Sacrés à Roland-Garros, Herbert-Mahut font le plein de confiance avant les JO de Tokyo

SPORT

Trois ans après leur premier titre Porte d’Auteuil, le duo a été à nouveau sacré ce samedi face à la paire kazakh Alexander Bublik/Andrey Golubev 4-6, 7-6, 6-4.

A Roland-Garros,

Après la finale féminine, les spectateurs du Philippe-Chatrier sont presque tous restés pour assister à la finale du double messieurs.
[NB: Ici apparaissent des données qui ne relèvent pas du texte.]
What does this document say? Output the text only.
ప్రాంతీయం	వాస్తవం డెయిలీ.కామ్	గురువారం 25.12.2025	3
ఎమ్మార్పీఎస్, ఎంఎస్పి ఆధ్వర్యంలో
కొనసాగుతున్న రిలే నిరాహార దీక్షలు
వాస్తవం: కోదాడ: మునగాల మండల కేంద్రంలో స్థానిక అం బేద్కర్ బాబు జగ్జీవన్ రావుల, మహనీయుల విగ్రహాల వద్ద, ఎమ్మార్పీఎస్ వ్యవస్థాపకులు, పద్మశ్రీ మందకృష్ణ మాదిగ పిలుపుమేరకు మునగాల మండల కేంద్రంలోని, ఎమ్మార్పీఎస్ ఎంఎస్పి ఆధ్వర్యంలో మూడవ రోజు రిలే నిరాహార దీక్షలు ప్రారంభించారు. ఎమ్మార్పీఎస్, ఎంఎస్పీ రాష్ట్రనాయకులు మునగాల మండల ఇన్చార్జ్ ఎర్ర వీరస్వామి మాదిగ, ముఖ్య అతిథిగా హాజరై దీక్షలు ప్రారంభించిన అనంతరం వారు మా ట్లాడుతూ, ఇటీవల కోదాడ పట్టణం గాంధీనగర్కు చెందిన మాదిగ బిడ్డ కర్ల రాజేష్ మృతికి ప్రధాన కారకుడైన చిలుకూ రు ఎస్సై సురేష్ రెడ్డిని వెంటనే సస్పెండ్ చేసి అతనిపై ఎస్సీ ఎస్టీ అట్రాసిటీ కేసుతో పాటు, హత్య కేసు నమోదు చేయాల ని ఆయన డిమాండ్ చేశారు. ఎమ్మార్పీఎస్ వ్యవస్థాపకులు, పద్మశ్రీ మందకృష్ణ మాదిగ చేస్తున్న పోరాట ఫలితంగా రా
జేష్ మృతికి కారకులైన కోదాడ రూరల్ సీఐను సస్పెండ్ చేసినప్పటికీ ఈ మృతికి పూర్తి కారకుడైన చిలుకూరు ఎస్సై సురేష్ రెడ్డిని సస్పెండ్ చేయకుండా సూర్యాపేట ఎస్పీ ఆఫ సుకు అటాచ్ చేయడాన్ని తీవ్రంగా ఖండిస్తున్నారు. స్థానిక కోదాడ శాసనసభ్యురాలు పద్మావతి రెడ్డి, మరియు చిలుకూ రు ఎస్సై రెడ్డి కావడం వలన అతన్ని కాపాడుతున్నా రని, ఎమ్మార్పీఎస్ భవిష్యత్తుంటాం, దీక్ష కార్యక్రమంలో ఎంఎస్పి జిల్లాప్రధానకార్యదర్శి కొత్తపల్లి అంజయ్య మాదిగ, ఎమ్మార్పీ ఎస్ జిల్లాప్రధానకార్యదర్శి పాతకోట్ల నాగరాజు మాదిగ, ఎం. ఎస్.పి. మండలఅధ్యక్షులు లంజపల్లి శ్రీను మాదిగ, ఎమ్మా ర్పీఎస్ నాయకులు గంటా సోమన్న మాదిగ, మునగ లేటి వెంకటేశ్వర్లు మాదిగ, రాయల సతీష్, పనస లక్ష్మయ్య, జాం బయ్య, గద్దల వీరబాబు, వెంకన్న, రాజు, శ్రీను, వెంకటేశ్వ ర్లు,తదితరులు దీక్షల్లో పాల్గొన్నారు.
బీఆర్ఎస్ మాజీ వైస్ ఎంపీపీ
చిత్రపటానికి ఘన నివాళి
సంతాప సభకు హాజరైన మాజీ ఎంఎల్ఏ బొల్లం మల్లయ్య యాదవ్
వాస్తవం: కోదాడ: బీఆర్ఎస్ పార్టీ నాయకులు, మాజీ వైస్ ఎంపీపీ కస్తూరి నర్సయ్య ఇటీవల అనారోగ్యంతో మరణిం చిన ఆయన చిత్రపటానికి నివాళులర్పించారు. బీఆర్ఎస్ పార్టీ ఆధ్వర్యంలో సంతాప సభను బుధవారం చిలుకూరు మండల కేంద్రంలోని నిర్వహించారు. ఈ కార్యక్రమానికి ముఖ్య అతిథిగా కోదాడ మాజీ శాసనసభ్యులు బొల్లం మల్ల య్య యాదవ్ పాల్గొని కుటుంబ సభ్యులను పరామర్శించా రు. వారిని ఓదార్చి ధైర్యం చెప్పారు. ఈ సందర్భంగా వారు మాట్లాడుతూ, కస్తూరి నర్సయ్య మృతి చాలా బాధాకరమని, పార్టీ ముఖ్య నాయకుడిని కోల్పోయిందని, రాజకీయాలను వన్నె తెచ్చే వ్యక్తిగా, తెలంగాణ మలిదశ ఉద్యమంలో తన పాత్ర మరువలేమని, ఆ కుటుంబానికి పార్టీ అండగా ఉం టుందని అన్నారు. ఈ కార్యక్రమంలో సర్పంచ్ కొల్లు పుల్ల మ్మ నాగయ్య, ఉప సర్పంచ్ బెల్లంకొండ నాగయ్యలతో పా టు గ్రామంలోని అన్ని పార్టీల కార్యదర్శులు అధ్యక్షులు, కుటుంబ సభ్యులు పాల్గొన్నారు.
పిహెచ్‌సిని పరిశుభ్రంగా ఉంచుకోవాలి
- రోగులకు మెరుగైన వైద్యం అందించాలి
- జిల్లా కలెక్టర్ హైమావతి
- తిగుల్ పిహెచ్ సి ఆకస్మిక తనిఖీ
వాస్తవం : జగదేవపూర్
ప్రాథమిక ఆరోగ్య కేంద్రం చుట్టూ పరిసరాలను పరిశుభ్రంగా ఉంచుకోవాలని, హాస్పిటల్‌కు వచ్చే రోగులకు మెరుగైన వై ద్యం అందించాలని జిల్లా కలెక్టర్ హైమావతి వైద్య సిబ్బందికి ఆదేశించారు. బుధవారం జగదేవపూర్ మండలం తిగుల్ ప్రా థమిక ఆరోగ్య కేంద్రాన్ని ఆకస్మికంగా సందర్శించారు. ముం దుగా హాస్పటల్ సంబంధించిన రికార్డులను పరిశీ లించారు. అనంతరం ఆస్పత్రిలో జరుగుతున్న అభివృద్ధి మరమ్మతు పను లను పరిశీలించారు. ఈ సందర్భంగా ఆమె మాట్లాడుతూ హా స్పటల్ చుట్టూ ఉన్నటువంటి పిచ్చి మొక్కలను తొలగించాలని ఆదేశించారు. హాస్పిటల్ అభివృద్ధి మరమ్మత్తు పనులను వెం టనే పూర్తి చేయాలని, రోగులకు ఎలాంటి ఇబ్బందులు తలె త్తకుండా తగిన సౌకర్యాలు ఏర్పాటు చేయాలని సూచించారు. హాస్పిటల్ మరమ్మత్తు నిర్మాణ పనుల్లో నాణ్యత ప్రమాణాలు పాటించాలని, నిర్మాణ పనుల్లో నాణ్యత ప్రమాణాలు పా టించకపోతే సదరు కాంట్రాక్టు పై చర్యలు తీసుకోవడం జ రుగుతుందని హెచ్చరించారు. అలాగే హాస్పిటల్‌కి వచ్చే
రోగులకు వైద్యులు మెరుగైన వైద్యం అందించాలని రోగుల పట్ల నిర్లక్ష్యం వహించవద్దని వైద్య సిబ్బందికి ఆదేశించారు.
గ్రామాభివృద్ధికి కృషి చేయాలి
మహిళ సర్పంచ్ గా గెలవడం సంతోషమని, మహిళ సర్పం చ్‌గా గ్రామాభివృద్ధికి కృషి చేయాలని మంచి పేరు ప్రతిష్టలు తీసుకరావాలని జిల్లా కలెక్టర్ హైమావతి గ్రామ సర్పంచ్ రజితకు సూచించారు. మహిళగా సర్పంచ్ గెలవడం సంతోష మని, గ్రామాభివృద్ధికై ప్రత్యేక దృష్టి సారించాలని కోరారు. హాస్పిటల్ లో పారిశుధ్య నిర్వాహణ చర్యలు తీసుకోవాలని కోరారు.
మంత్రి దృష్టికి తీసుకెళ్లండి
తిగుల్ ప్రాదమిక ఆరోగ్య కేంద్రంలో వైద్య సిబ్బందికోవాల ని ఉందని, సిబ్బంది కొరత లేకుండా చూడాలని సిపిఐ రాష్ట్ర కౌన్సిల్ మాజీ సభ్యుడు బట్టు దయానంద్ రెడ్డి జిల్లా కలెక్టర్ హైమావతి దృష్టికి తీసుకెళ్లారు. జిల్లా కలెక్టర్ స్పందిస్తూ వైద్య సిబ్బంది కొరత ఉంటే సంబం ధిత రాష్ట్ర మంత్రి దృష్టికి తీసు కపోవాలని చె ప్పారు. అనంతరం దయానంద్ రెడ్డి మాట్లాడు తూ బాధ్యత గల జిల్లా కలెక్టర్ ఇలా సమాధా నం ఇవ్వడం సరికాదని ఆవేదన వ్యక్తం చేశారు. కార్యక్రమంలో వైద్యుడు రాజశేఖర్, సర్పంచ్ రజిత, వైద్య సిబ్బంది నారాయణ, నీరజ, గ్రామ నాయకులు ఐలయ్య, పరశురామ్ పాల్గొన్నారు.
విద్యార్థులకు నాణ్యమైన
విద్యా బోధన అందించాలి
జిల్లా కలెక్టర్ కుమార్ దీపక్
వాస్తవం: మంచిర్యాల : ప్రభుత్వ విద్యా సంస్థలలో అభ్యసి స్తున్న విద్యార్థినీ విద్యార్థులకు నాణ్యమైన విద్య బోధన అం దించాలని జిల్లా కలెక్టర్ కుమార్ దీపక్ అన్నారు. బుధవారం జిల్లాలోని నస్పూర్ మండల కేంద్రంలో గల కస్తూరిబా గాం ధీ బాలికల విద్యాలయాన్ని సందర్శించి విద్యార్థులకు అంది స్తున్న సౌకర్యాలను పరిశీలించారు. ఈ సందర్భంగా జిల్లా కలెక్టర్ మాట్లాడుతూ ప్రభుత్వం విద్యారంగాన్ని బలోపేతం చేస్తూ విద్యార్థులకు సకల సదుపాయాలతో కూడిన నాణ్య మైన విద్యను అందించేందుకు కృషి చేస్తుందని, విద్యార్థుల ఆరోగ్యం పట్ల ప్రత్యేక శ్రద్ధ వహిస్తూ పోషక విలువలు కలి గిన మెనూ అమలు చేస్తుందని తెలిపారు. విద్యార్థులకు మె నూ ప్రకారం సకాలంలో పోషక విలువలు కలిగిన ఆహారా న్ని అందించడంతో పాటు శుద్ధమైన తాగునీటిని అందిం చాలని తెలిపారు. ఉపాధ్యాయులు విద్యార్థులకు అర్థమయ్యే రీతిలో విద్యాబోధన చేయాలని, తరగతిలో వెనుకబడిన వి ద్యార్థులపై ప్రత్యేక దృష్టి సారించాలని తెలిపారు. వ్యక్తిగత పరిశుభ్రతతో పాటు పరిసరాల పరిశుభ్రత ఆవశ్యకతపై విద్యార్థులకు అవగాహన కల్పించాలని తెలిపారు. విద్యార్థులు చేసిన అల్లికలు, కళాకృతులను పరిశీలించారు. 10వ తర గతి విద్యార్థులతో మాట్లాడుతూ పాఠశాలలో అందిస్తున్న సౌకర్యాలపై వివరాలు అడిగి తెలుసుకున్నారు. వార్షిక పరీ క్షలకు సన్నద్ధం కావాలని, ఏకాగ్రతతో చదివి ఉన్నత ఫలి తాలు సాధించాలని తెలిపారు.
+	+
Les présents ont toujours raison. Et ils ont donné de la voix pour supporter le duo tricolore. Les «allez les Bleus», « allez les Bleus » ont résonné tout au long de cet âpre combat. Les Kazakhes ont pourtant servi pour le match à 5-4 dans le deuxième set mais le duo tricolore a su faire preuve de résilience pour remporter son cinquième Grand Chelem, confortant son statut de meilleur paire de double de l’histoire du tennis français. En rescapés. Au tour précédent, les Français étaient ainsi venus à bout de la paire colombienne Juan Sebastian Cabal et Robert Farah, tête de série 2, après trois sets et trois balles de match sauvées. Le tout dans une ambiance de Coupe Davis, une épreuve chère au duo. «Ce match n’était que du bonheur, avait soufflé Nicolas Mahut. En rentrant sur le court, j’avais des frissons. Les gens nous ont portés, c’était exceptionnel. A la fin, j’avais oublié qu’on avait sauvé des balles de match. Tout le monde était debout. On s’est retenu mais on avait envie de pleurer.»

Les larmes de Mahut

Cette fois l’Angevin n’a pas retenu ses larmes, rattrapé par les émotions avant de soulever avec son complice son deuxième trophée à Roland-Garros. Pierre-Hugues Herbert a lui aussi versé quelques larmes quand il s’est tourné vers son clan et son fils Harper. «On se sent plus riche quand on a un enfant», a-t-il soufflé. Au moment de la remise des trophées, le public a chanté en cœur la Marseillaise et Mahut a éclaté en sanglots. Cette nouvelle victoire du duo offre un joli coin de ciel bleu dans la météo maussade du tennis tricolore.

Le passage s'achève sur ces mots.